When you call spacy.load(), it goes and checks the config to figure out which class to fetch. Specifically it looks at the language code, and then passes that to the get_lang_class util.

What's gone wrong in your example is that the nlp = spacy.load("en_core_web_sm") has created an instance of English, and the config is specific to that subclass. You can't get back the same result from calling Language.from_config.

These sources links might clarify things further:

stauntonjr commented 3 years ago

I pip-installed the spacy-lookups-data and then ran:

import spacy
from spacy.lang.en import English

nlp = spacy.load('en_core_web_sm')

nlp1 = spacy.lang.en.English.from_config(nlp.config, vocab=nlp.vocab, disable=[], exclude=[], 
                             meta=nlp.meta, auto_fill=True, validate=True)

nlp1.initialize()
nlp1("this is a sentence.")

and get:


ValueError Traceback (most recent call last)

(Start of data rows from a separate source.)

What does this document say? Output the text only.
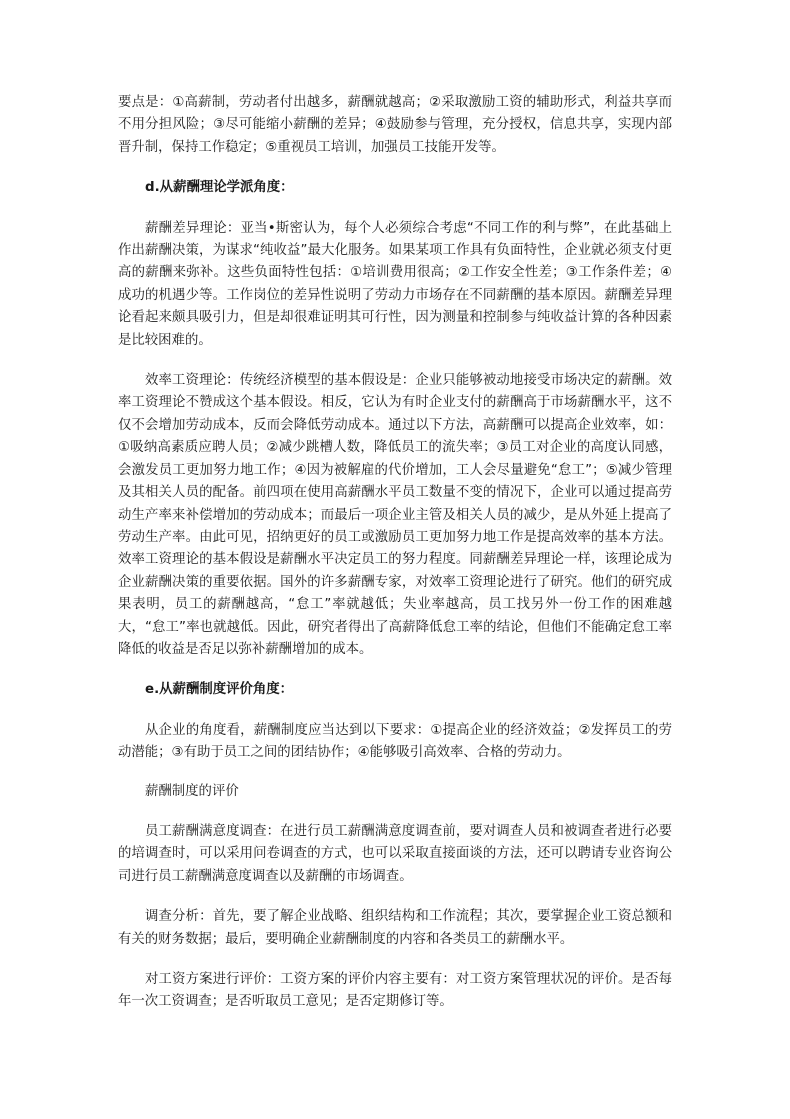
要点是：①高薪制，劳动者付出越多，薪酬就越高；②采取激励工资的辅助形式，利益共享而不用分担风险；③尽可能缩小薪酬的差异；④鼓励参与管理，充分授权，信息共享，实现内部晋升制，保持工作稳定；⑤重视员工培训，加强员工技能开发等。

d.从薪酬理论学派角度：

薪酬差异理论：亚当•斯密认为，每个人必须综合考虑“不同工作的利与弊”，在此基础上作出薪酬决策，为谋求“纯收益”最大化服务。如果某项工作具有负面特性，企业就必须支付更高的薪酬来弥补。这些负面特性包括：①培训费用很高；②工作安全性差；③工作条件差；④成功的机遇少等。工作岗位的差异性说明了劳动力市场存在不同薪酬的基本原因。薪酬差异理论看起来颇具吸引力，但是却很难证明其可行性，因为测量和控制参与纯收益计算的各种因素是比较困难的。

效率工资理论：传统经济模型的基本假设是：企业只能够被动地接受市场决定的薪酬。效率工资理论不赞成这个基本假设。相反，它认为有时企业支付的薪酬高于市场薪酬水平，这不仅不会增加劳动成本，反而会降低劳动成本。通过以下方法，高薪酬可以提高企业效率，如：①吸纳高素质应聘人员；②减少跳槽人数，降低员工的流失率；③员工对企业的高度认同感，会激发员工更加努力地工作；④因为被解雇的代价增加，工人会尽量避免“怠工”；⑤减少管理及其相关人员的配备。前四项在使用高薪酬水平员工数量不变的情况下，企业可以通过提高劳动生产率来补偿增加的劳动成本；而最后一项企业主管及相关人员的减少，是从外延上提高了劳动生产率。由此可见，招纳更好的员工或激励员工更加努力地工作是提高效率的基本方法。效率工资理论的基本假设是薪酬水平决定员工的努力程度。同薪酬差异理论一样，该理论成为企业薪酬决策的重要依据。国外的许多薪酬专家，对效率工资理论进行了研究。他们的研究成果表明，员工的薪酬越高，“怠工”率就越低；失业率越高，员工找另外一份工作的困难越大，“怠工”率也就越低。因此，研究者得出了高薪降低怠工率的结论，但他们不能确定怠工率降低的收益是否足以弥补薪酬增加的成本。

e.从薪酬制度评价角度：

从企业的角度看，薪酬制度应当达到以下要求：①提高企业的经济效益；②发挥员工的劳动潜能；③有助于员工之间的团结协作；④能够吸引高效率、合格的劳动力。

薪酬制度的评价

员工薪酬满意度调查：在进行员工薪酬满意度调查前，要对调查人员和被调查者进行必要的培调查时，可以采用问卷调查的方式，也可以采取直接面谈的方法，还可以聘请专业咨询公司进行员工薪酬满意度调查以及薪酬的市场调查。

调查分析：首先，要了解企业战略、组织结构和工作流程；其次，要掌握企业工资总额和有关的财务数据；最后，要明确企业薪酬制度的内容和各类员工的薪酬水平。

对工资方案进行评价：工资方案的评价内容主要有：对工资方案管理状况的评价。是否每年一次工资调查；是否听取员工意见；是否定期修订等。
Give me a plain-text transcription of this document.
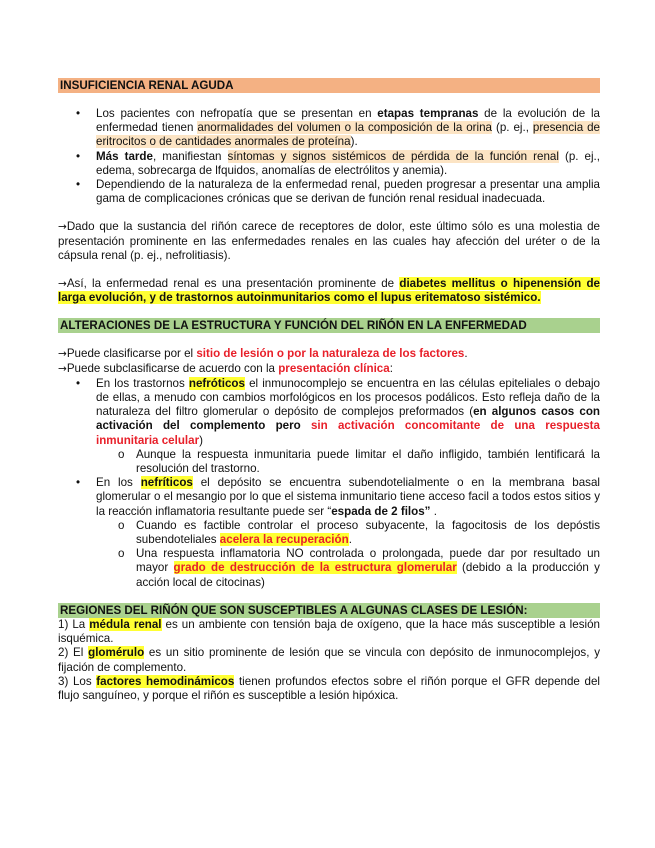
INSUFICIENCIA RENAL AGUDA
• Los pacientes con nefropatía que se presentan en etapas tempranas de la evolución de la enfermedad tienen anormalidades del volumen o la composición de la orina (p. ej., presencia de eritrocitos o de cantidades anormales de proteína).
• Más tarde, manifiestan síntomas y signos sistémicos de pérdida de la función renal (p. ej., edema, sobrecarga de lfquidos, anomalías de electrólitos y anemia).
• Dependiendo de la naturaleza de la enfermedad renal, pueden progresar a presentar una amplia gama de complicaciones crónicas que se derivan de función renal residual inadecuada.

→Dado que la sustancia del riñón carece de receptores de dolor, este último sólo es una molestia de presentación prominente en las enfermedades renales en las cuales hay afección del uréter o de la cápsula renal (p. ej., nefrolitiasis).

→Así, la enfermedad renal es una presentación prominente de diabetes mellitus o hipenensión de larga evolución, y de trastornos autoinmunitarios como el lupus eritematoso sistémico.

ALTERACIONES DE LA ESTRUCTURA Y FUNCIÓN DEL RIÑÓN EN LA ENFERMEDAD

→Puede clasificarse por el sitio de lesión o por la naturaleza de los factores.

→Puede subclasificarse de acuerdo con la presentación clínica:

• En los trastornos nefróticos el inmunocomplejo se encuentra en las células epiteliales o debajo de ellas, a menudo con cambios morfológicos en los procesos podálicos. Esto refleja daño de la naturaleza del filtro glomerular o depósito de complejos preformados (en algunos casos con activación del complemento pero sin activación concomitante de una respuesta inmunitaria celular)
o Aunque la respuesta inmunitaria puede limitar el daño infligido, también lentificará la resolución del trastorno.
• En los nefríticos el depósito se encuentra subendotelialmente o en la membrana basal glomerular o el mesangio por lo que el sistema inmunitario tiene acceso facil a todos estos sitios y la reacción inflamatoria resultante puede ser “espada de 2 filos” .
o Cuando es factible controlar el proceso subyacente, la fagocitosis de los depóstis subendoteliales acelera la recuperación.
o Una respuesta inflamatoria NO controlada o prolongada, puede dar por resultado un mayor grado de destrucción de la estructura glomerular (debido a la producción y acción local de citocinas)
REGIONES DEL RIÑÓN QUE SON SUSCEPTIBLES A ALGUNAS CLASES DE LESIÓN:

1) La médula renal es un ambiente con tensión baja de oxígeno, que la hace más susceptible a lesión isquémica.

2) El glomérulo es un sitio prominente de lesión que se vincula con depósito de inmunocomplejos, y fijación de complemento.

3) Los factores hemodinámicos tienen profundos efectos sobre el riñón porque el GFR depende del flujo sanguíneo, y porque el riñón es susceptible a lesión hipóxica.
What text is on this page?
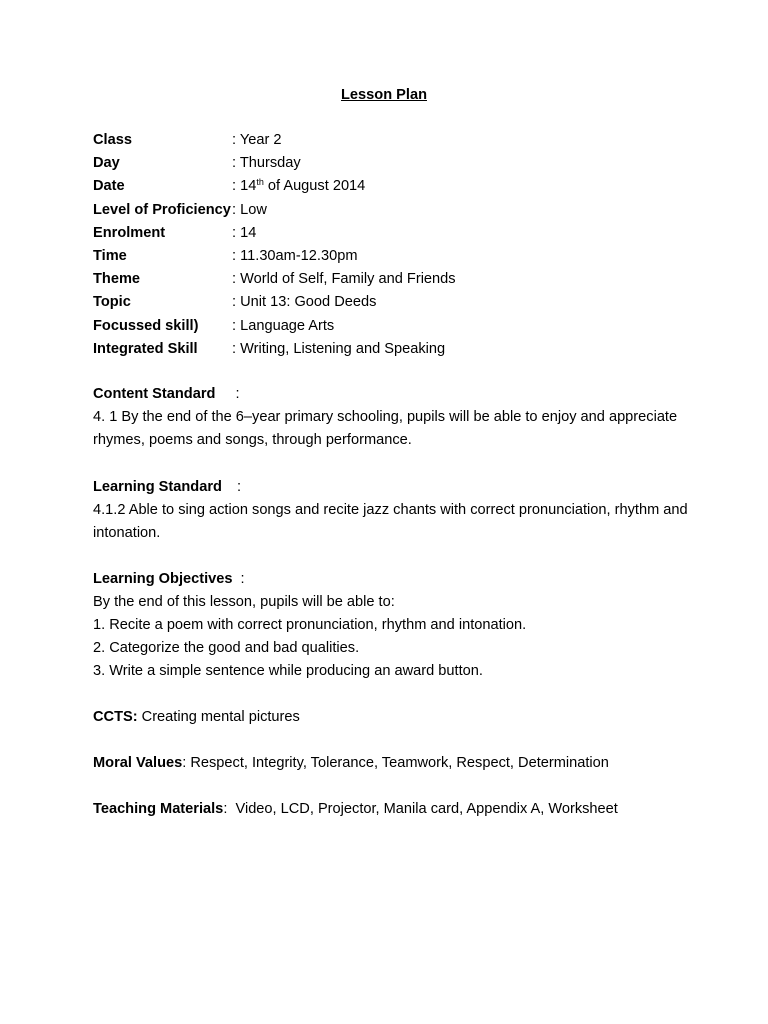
Lesson Plan
Class	: Year 2
Day	: Thursday
Date	: 14th of August 2014
Level of Proficiency: Low
Enrolment	: 14
Time	: 11.30am-12.30pm
Theme	: World of Self, Family and Friends
Topic	: Unit 13: Good Deeds
Focussed skill) : Language Arts
Integrated Skill : Writing, Listening and Speaking
Content Standard :
4. 1 By the end of the 6–year primary schooling, pupils will be able to enjoy and appreciate
rhymes, poems and songs, through performance.
Learning Standard :
4.1.2 Able to sing action songs and recite jazz chants with correct pronunciation, rhythm and
intonation.
Learning Objectives :
By the end of this lesson, pupils will be able to:
1. Recite a poem with correct pronunciation, rhythm and intonation.
2. Categorize the good and bad qualities.
3. Write a simple sentence while producing an award button.
CCTS: Creating mental pictures
Moral Values: Respect, Integrity, Tolerance, Teamwork, Respect, Determination
Teaching Materials:  Video, LCD, Projector, Manila card, Appendix A, Worksheet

in 7 meta=nlp.meta, auto_fill=True, validate=True) 8 ----> 9 nlp1.initialize() 10 nlp1("this is a sentence.") ~/tkidk/venv/lib/python3.8/site-packages/spacy/language.py in initialize(self, get_examples, sgd) 1244 proc.initialize, p_settings, section="components", name=name 1245 ) -> 1246 proc.initialize(get_examples, nlp=self, **p_settings) 1247 self._link_components() 1248 self._optimizer = sgd ~/tkidk/venv/lib/python3.8/site-packages/spacy/pipeline/tagger.pyx in spacy.pipeline.tagger.Tagger.initialize() ~/tkidk/venv/lib/python3.8/site-packages/spacy/pipeline/pipe.pyx in spacy.pipeline.pipe.Pipe._require_labels() ValueError: [E143] Labels for component 'tagger' not initialized. This can be fixed by calling add_label, or by providing a representative batch of examples to the component's `initialize` method.
honnibal commented 3 years ago

Yes that's the expected result. After nlp.initialize() you've created set up blank components that don't have any labels or training data. The error describes the situation correctly.

github-actions[bot] commented 3 years ago

This issue has been automatically closed because it was answered and there was no follow-up discussion.

github-actions[bot] commented 2 years ago

This thread has been automatically locked since there has not been any recent activity after it was closed. Please open a new issue for related bugs.